Bence yine tarz-ı kadim

Galiba bu haftaydı; bir genç kız, eskortluk yapan, (yani bedenini rayiç bedel karşılığında veren) bir genç kız, milyonların gözü önünde, çekmiş oldukları bir video ile, bekaretini teslim edişini anlattı. Bu genç kız da, rahmetli Ahmet Altan’ın; Anadolu’dan İstanbul’a her ay binlerce genç kız meşhur olmak için evini barkını terk ederek gidiyor dediklerinden birisiydi.

“En büyük suç medyanın”

Şimdiki dizi ve tv programları hep bir şeyleri aşılamaya yönelik. En büyük suç ta o medyanın başında olanların. Şimdi, yayınlanmakta olan herhangi bir diziye bakıyorum, oynayanların hepsi malikanelerde ikamet ediyor, bindikleri araba Porsche, erkekler baklava karınlı, kızlar 90x60x90 (ama her iki cinsinde beyinlerinin içi boşaltmış) bomboş, nihilist, pragmatik, tüketici, hafızasını ve dolayısıyla da geçmişini yitirmiş tipler. Oysa ki ülkemizde durumlar hiçte öyle baklava vücut, Barbie bebek değil. İnsanların maddi yoksulluktan dolayı parçalanmış aileleri, tüketilmiş sevgileri, 13-14 yılını verip, kafa patlatarak kazanmış oldukları halde bir türlü gidip okuyamadıkları için üniversitesiz gençler.

“Daima tarz-ı kadim”

Ebeveynlerin maddi manevi yetişip te, insani standartlarda, yaşının, ortamının tabii gereksinimlerini karşılayamadığı, dolayısıyla da, potansiyel tehlikelere rağmen ihtiyaçlarının karşılığını dışarıda arayan çocuklar… Acılar ve komplekslerle dolmuş taşmış bir toplumda da, bir şeyleri arayanlara karşılık gelen tuzak kapanı insanlar. Her şey aileyle paylaşılınca yerli yerinde olur. Sokakta tanışmış olduğun insan, ailenin yerini ne kadar tutabilir ki. İşte her şey tarz-ı kadim.

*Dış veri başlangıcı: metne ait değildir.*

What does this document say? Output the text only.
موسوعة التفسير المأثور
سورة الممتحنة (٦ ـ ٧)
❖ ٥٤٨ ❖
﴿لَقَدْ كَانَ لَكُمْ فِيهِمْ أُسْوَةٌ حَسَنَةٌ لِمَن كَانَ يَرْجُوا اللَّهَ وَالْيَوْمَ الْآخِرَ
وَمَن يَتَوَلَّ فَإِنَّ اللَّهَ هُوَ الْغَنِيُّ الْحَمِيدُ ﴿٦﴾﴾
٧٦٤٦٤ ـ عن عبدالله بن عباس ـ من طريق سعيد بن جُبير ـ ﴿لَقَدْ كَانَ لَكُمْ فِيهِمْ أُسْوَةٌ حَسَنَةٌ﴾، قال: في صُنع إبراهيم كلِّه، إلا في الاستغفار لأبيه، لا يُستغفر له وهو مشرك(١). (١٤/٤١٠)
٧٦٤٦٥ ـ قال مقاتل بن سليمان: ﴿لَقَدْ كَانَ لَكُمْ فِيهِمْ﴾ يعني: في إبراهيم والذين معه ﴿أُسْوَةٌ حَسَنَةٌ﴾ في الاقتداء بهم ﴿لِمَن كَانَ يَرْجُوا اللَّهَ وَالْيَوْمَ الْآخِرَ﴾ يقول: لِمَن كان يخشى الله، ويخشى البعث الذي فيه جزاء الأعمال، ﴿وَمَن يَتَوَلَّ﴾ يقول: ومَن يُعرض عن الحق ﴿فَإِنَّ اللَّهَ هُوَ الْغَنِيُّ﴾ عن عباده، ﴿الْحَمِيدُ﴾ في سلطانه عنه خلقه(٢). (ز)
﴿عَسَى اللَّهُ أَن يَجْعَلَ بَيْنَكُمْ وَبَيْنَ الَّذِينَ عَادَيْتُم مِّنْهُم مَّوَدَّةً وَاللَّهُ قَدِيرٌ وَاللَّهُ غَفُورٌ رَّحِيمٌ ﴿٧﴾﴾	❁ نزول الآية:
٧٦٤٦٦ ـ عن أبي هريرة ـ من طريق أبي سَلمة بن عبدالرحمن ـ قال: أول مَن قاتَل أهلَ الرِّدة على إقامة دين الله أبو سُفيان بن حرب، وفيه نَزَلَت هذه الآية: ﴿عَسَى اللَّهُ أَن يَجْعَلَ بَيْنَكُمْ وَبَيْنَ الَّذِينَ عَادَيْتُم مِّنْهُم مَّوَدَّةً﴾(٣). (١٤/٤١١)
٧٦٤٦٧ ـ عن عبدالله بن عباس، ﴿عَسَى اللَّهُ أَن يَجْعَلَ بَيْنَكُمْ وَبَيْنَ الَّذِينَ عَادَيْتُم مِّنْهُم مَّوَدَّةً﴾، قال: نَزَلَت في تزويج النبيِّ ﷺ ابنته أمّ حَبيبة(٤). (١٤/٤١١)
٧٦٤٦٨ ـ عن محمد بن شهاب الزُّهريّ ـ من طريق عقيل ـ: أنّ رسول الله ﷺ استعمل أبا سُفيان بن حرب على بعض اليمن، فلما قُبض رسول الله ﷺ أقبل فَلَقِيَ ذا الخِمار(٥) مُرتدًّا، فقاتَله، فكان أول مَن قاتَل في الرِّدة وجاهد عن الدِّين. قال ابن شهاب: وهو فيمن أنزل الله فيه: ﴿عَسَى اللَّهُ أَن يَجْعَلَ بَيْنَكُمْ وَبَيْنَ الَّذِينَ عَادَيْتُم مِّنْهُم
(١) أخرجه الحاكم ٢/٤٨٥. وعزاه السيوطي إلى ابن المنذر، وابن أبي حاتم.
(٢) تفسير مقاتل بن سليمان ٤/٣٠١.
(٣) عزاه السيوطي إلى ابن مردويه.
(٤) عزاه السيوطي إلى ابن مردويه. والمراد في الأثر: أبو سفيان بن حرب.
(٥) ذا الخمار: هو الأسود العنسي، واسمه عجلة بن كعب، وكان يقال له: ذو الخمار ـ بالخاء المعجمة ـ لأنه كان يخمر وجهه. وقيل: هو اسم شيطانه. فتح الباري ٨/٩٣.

“Medya bu yozlaşmışlığı bilerek kasten yapıyor”

10 bin yıllık kültürümüz ortadayken, Hacı Bektaşı Veli’miz, Ahmet Yesevi’miz, Şeyh Bedreddin’imiz, Yunus Emre’miz, daha da bir sürü, aydınlıklarıyla çağları delip geçen örnek olacak kadim insanımız varken, bunların söylemleri de Avrupa’da aydınlanma çağına yol açmış. Yani, hümanizma temelli, faniliğe, bu yaşanılan bedenin bir gün gelip toprak olacağına, taşımış olduğu ruhunda bedenin ölümüyle onu terk edip, bilinmez bir yerlere gideceğine inanan felsefelerde hayatın gerçeği varken, sağ olsun, galiba yine Acun gibi reyting uğruna topluma satır vuran birinin kanalı olan GAİN’de, vasat bir zeka ya sahip, o vasatlığını durduk yere attığı kahkahalarıyla kapatmaya çalışan  Saba Tümer’in de sunumuyla, Aşk Adası programı başladı. Şimdi bu program 10 bin yıllık kültüre sahip topluma ne verebilir o şüpheli ama neleri alabileceği, eskort kızın anlattıklarında saklı.

Sosyal medyada bekaretini nasıl paraya çevirdiğini büyük bir haltmış gibi anlatan şahıs, şunu unutma; hayatın bumerangı her daim vardır, varda olacaktır. Sen robot değilsin. Her ne kadar etten kemikten yaratılmış olsan da, senin de her insanda olduğu gibi sol memenin altında kalbin var. Kalbine hükmeden beynin, beynini yöneten ruhun var. Sen de elbet mutlaka birine gönül vereceksin ama o gönül verdiğin de, sana, bu kirlettiğin ruha, çirkefleştirdiğin bedene... bu şekilde gönül verecek mi acaba! - bence zor. Şayet sen buysan, sen sadece mekanik kalıp ömrünün süresini doldurmayı bekleyeceksin.

Taşıdığın kalp artık duyguları değil sadece kanını vücuduna pompalayacak. Ruhun da su perisi gibi uçup gidecek. Bir daha sana asla dönmeyecek. İlerleyen yaşlarda fiziken de yaşlanacaksın, deforme olan o vücudunu da asla satamayacaksın. Ruh çoktan gitmiş, beden yaşlanmış, sen de bir hayvan kadar içgüdüsel dahi olamayacaksın. Çünkü güdülerin hep yıkıma, tüketime dönük. Ne ekersen onu biçersin. Bence her daim tarzı kadim.